Court of Protection adds weight to social worker evidence in mental capacity assessments

Court formally recognises social workers as among the professionals who can submit capacity assessments as evidence

The Court of Protection has made it clear that social workers are among those who can submit evidence of assessments of people’s mental capacity under the Mental Capacity Act 2005.

The change is reflected in the revised version of the COP3 form, which states, for the first time, that the court will accept evidence of social workers.

The previous version of the form stated that the court would only accept capacity assessments as evidence when carried out by listed medical practitioners, psychologists and certain therapists, such as occupational therapists. In practice, judges allowed social workers to submit assessments but this was discretionary.

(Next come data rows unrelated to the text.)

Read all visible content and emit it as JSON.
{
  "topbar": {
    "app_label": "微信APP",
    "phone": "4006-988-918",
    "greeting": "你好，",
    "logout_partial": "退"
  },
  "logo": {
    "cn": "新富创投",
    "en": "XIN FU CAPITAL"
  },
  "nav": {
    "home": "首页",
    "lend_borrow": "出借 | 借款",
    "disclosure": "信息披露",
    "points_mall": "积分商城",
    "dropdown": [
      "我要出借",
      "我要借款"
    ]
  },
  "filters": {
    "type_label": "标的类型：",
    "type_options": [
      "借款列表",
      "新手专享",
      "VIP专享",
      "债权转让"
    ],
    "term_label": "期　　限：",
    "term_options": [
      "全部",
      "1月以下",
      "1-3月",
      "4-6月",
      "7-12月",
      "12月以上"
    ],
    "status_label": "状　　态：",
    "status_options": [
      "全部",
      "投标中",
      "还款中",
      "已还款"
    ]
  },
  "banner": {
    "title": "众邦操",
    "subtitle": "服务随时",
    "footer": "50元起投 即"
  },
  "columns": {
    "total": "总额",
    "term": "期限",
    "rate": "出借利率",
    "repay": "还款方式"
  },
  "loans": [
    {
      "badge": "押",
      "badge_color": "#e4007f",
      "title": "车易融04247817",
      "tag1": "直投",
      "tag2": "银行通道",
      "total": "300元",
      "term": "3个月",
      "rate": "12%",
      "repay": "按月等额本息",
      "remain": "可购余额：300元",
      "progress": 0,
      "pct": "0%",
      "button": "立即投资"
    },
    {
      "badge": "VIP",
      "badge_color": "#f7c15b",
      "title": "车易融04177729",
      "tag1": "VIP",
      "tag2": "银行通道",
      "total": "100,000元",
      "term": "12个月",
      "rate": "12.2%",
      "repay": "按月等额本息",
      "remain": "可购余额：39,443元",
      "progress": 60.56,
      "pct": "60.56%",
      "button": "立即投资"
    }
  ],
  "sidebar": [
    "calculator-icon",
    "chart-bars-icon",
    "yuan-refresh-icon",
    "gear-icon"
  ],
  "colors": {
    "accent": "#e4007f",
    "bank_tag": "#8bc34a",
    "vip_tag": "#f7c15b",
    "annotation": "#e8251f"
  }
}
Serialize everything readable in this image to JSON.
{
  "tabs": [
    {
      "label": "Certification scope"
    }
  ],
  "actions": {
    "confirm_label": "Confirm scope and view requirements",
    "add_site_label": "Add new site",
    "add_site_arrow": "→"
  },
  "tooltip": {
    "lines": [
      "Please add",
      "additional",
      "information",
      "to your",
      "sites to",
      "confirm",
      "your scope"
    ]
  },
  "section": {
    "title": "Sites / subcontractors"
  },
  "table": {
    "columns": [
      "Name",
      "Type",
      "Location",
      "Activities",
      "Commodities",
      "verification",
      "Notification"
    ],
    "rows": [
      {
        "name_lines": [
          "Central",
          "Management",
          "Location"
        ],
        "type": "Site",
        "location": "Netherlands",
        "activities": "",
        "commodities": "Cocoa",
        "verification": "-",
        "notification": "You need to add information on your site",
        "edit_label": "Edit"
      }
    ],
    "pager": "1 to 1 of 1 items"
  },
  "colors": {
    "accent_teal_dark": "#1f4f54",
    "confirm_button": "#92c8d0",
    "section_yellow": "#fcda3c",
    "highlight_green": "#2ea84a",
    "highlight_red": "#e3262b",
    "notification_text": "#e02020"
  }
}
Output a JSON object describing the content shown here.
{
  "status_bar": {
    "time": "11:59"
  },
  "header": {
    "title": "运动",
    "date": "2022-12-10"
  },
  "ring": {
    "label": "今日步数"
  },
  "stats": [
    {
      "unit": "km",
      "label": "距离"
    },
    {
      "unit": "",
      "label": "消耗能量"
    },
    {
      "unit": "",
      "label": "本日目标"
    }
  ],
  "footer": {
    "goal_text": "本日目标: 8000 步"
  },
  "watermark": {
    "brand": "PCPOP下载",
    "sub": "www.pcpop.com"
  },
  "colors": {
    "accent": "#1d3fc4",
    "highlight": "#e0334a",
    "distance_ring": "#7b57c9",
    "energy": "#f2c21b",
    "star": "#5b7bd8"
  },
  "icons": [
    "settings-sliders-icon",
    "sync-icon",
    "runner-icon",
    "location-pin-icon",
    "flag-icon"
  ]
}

Robert Nisbet, the lead on the Deprivation of Liberty Safeguards at the British Association of Social Workers, welcomed the change in the form.

“I’m pleased it has been extended to social workers,” he said. “Traditionally, it has always been a medic that fills the form in, but the good thing about it is that it has to be the most competent individual in terms of knowledge of the person they are assessing.

“Social workers should be good at researching the history of a person so they can have a timeline in relation to the the process that led to them no longer having that capacity.”

The question now, he added, is whether social services have the capacity to carry out these assessments to the standard required.

“Services are run ragged and this is a very, very important form. Do services have the resource available to undertake that and, if they do, are they ensuring their staff are competent in undertaking those assessments?”

“You can redesign the form but you also need services to have resource and competency to undertake that in a professional way.”